Kedua alis Gadis terangkat ke atas kala mendengar ultimatum kakaknya. Gadis tahu bahwa Banyu bukan laki-laki yang sekedar berbicara tanpa ada tindakan nyata. Melihat apa yang Banyu lakukan padanya, ia harus berbicara dengan kedua orangtuanya untuk meminta dukungan mereka.
***
Pagi hari selepas sarapan bersama, Gadis sengaja mengajak Mama dan Papanya untuk berbicara di halaman samping rumah. Meskipun Sudibyo dan Aryanti tahu tentang perdebatan kedua anak mereka semalam, mereka pura-pura tidak tahu sebelum anak-anak mereka bercerita.
"Ada apa, Dis? Tumben kamu ngajakin Mama sama Papa kumpul di sini."
"Si Gadis kayanya mau ngajakin kita ghibah, Ma."
"Bukan, Pa... bukan. Aku ngajakin Mama sama Papa ke sini buat ngomongin masalah semalam."
"Memangnya semalam ada apa?" Tanya Sudibyo sambil menutup koran yang tadi ia baca.
Setelah mengumpulkan keberaniannya sejak semalam, akhirnya Gadis menceritakan apa yang ia perdebatkan dengan Banyu. Gadis kira orangtuanya akan kaget dengan semua ini, tapi dia salah besar, Mama dan Papanya terlihat santai dan bisa menerima ceritanya dengan baik.
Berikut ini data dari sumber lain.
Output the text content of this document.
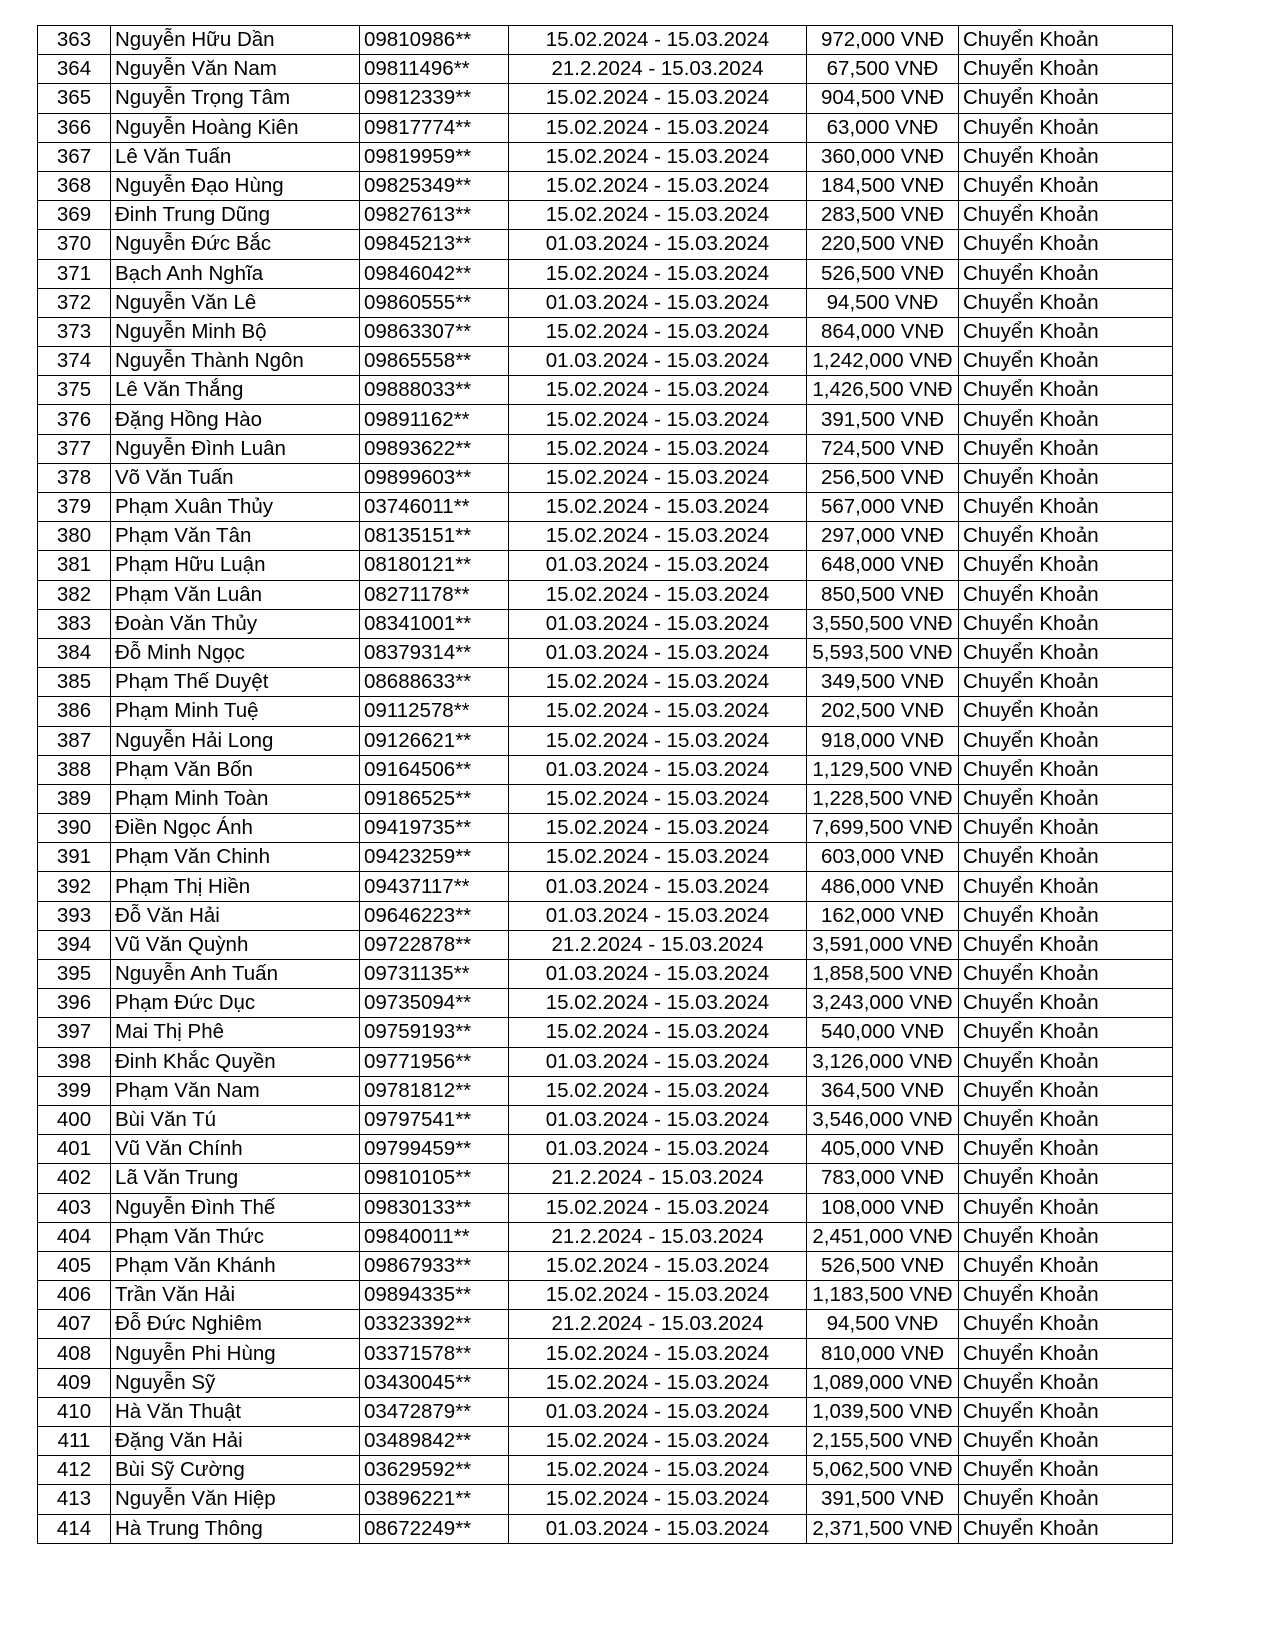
363	Nguyễn Hữu Dần	09810986**	15.02.2024 - 15.03.2024	972,000 VNĐ	Chuyển Khoản
364	Nguyễn Văn Nam	09811496**	21.2.2024 - 15.03.2024	67,500 VNĐ	Chuyển Khoản
365	Nguyễn Trọng Tâm	09812339**	15.02.2024 - 15.03.2024	904,500 VNĐ	Chuyển Khoản
366	Nguyễn Hoàng Kiên	09817774**	15.02.2024 - 15.03.2024	63,000 VNĐ	Chuyển Khoản
367	Lê Văn Tuấn	09819959**	15.02.2024 - 15.03.2024	360,000 VNĐ	Chuyển Khoản
368	Nguyễn Đạo Hùng	09825349**	15.02.2024 - 15.03.2024	184,500 VNĐ	Chuyển Khoản
369	Đinh Trung Dũng	09827613**	15.02.2024 - 15.03.2024	283,500 VNĐ	Chuyển Khoản
370	Nguyễn Đức Bắc	09845213**	01.03.2024 - 15.03.2024	220,500 VNĐ	Chuyển Khoản
371	Bạch Anh Nghĩa	09846042**	15.02.2024 - 15.03.2024	526,500 VNĐ	Chuyển Khoản
372	Nguyễn Văn Lê	09860555**	01.03.2024 - 15.03.2024	94,500 VNĐ	Chuyển Khoản
373	Nguyễn Minh Bộ	09863307**	15.02.2024 - 15.03.2024	864,000 VNĐ	Chuyển Khoản
374	Nguyễn Thành Ngôn	09865558**	01.03.2024 - 15.03.2024	1,242,000 VNĐ	Chuyển Khoản
375	Lê Văn Thắng	09888033**	15.02.2024 - 15.03.2024	1,426,500 VNĐ	Chuyển Khoản
376	Đặng Hồng Hào	09891162**	15.02.2024 - 15.03.2024	391,500 VNĐ	Chuyển Khoản
377	Nguyễn Đình Luân	09893622**	15.02.2024 - 15.03.2024	724,500 VNĐ	Chuyển Khoản
378	Võ Văn Tuấn	09899603**	15.02.2024 - 15.03.2024	256,500 VNĐ	Chuyển Khoản
379	Phạm Xuân Thủy	03746011**	15.02.2024 - 15.03.2024	567,000 VNĐ	Chuyển Khoản
380	Phạm Văn Tân	08135151**	15.02.2024 - 15.03.2024	297,000 VNĐ	Chuyển Khoản
381	Phạm Hữu Luận	08180121**	01.03.2024 - 15.03.2024	648,000 VNĐ	Chuyển Khoản
382	Phạm Văn Luân	08271178**	15.02.2024 - 15.03.2024	850,500 VNĐ	Chuyển Khoản
383	Đoàn Văn Thủy	08341001**	01.03.2024 - 15.03.2024	3,550,500 VNĐ	Chuyển Khoản
384	Đỗ Minh Ngọc	08379314**	01.03.2024 - 15.03.2024	5,593,500 VNĐ	Chuyển Khoản
385	Phạm Thế Duyệt	08688633**	15.02.2024 - 15.03.2024	349,500 VNĐ	Chuyển Khoản
386	Phạm Minh Tuệ	09112578**	15.02.2024 - 15.03.2024	202,500 VNĐ	Chuyển Khoản
387	Nguyễn Hải Long	09126621**	15.02.2024 - 15.03.2024	918,000 VNĐ	Chuyển Khoản
388	Phạm Văn Bốn	09164506**	01.03.2024 - 15.03.2024	1,129,500 VNĐ	Chuyển Khoản
389	Phạm Minh Toàn	09186525**	15.02.2024 - 15.03.2024	1,228,500 VNĐ	Chuyển Khoản
390	Điền Ngọc Ánh	09419735**	15.02.2024 - 15.03.2024	7,699,500 VNĐ	Chuyển Khoản
391	Phạm Văn Chinh	09423259**	15.02.2024 - 15.03.2024	603,000 VNĐ	Chuyển Khoản
392	Phạm Thị Hiền	09437117**	01.03.2024 - 15.03.2024	486,000 VNĐ	Chuyển Khoản
393	Đỗ Văn Hải	09646223**	01.03.2024 - 15.03.2024	162,000 VNĐ	Chuyển Khoản
394	Vũ Văn Quỳnh	09722878**	21.2.2024 - 15.03.2024	3,591,000 VNĐ	Chuyển Khoản
395	Nguyễn Anh Tuấn	09731135**	01.03.2024 - 15.03.2024	1,858,500 VNĐ	Chuyển Khoản
396	Phạm Đức Dục	09735094**	15.02.2024 - 15.03.2024	3,243,000 VNĐ	Chuyển Khoản
397	Mai Thị Phê	09759193**	15.02.2024 - 15.03.2024	540,000 VNĐ	Chuyển Khoản
398	Đinh Khắc Quyền	09771956**	01.03.2024 - 15.03.2024	3,126,000 VNĐ	Chuyển Khoản
399	Phạm Văn Nam	09781812**	15.02.2024 - 15.03.2024	364,500 VNĐ	Chuyển Khoản
400	Bùi Văn Tú	09797541**	01.03.2024 - 15.03.2024	3,546,000 VNĐ	Chuyển Khoản
401	Vũ Văn Chính	09799459**	01.03.2024 - 15.03.2024	405,000 VNĐ	Chuyển Khoản
402	Lã Văn Trung	09810105**	21.2.2024 - 15.03.2024	783,000 VNĐ	Chuyển Khoản
403	Nguyễn Đình Thế	09830133**	15.02.2024 - 15.03.2024	108,000 VNĐ	Chuyển Khoản
404	Phạm Văn Thức	09840011**	21.2.2024 - 15.03.2024	2,451,000 VNĐ	Chuyển Khoản
405	Phạm Văn Khánh	09867933**	15.02.2024 - 15.03.2024	526,500 VNĐ	Chuyển Khoản
406	Trần Văn Hải	09894335**	15.02.2024 - 15.03.2024	1,183,500 VNĐ	Chuyển Khoản
407	Đỗ Đức Nghiêm	03323392**	21.2.2024 - 15.03.2024	94,500 VNĐ	Chuyển Khoản
408	Nguyễn Phi Hùng	03371578**	15.02.2024 - 15.03.2024	810,000 VNĐ	Chuyển Khoản
409	Nguyễn Sỹ	03430045**	15.02.2024 - 15.03.2024	1,089,000 VNĐ	Chuyển Khoản
410	Hà Văn Thuật	03472879**	01.03.2024 - 15.03.2024	1,039,500 VNĐ	Chuyển Khoản
411	Đặng Văn Hải	03489842**	15.02.2024 - 15.03.2024	2,155,500 VNĐ	Chuyển Khoản
412	Bùi Sỹ Cường	03629592**	15.02.2024 - 15.03.2024	5,062,500 VNĐ	Chuyển Khoản
413	Nguyễn Văn Hiệp	03896221**	15.02.2024 - 15.03.2024	391,500 VNĐ	Chuyển Khoản
414	Hà Trung Thông	08672249**	01.03.2024 - 15.03.2024	2,371,500 VNĐ	Chuyển Khoản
"Mama sama Papa kenapa enggak marah besar kaya Mas Banyu?"
"Karena percuma juga mau marah sama kamu. Kamu pasti akan belain suami kamu habis-habisan," Ucap Aryanti yang mendapatkan anggukan kepala dari suaminya.
"Ma... Jangan gitu dong. Aku bingung harus gimana. Andai kata suami aku beneran selingkuh dan sekamar sama perempuan itu di hotel. Aku harus dapat foto mereka tidur bersama."
Sudibyo tersenyum dan ia menepuk nepuk pelan pundak anak perempuannya itu.
"Tidak harus sejauh itu kamu melangkah. Cukup kamu punya bukti cctv masuk ke kamar hotel bersama dan invoice hotel saja. Lagipula orang-orang sudah tahu hal apa yang akan dilakukan laki-laki dan perempuan ketika sekamar bersama. Enggak mungkin 'kan mau main catur?"
"Aku mau nyari bukti itu, tapi Mas Banyu enggak kasih aku ijin untuk pulang ke Bontang apalagi ke Surabaya."
Aryanti yang sudah tidak bisa menahan dirinya lagi, justru setuju dengan langkah yang diambil Banyu.
"Mama setuju dengan Banyu. Kamu tidak boleh kembali ke sana. Mama tidak ikhlas kalo anak Mama dibodohi terus menerus seperti ini."
Kali ini Aryanti memilih segera berdiri dan meninggalkan Gadis bersama Sudibyo. Biarlah jika suaminya masih bisa memiliki kesabaran kala menghadapi Gadis yang sudah tahu dirugikan tapi terus menerus denial akan apa yang terjadi saat ini.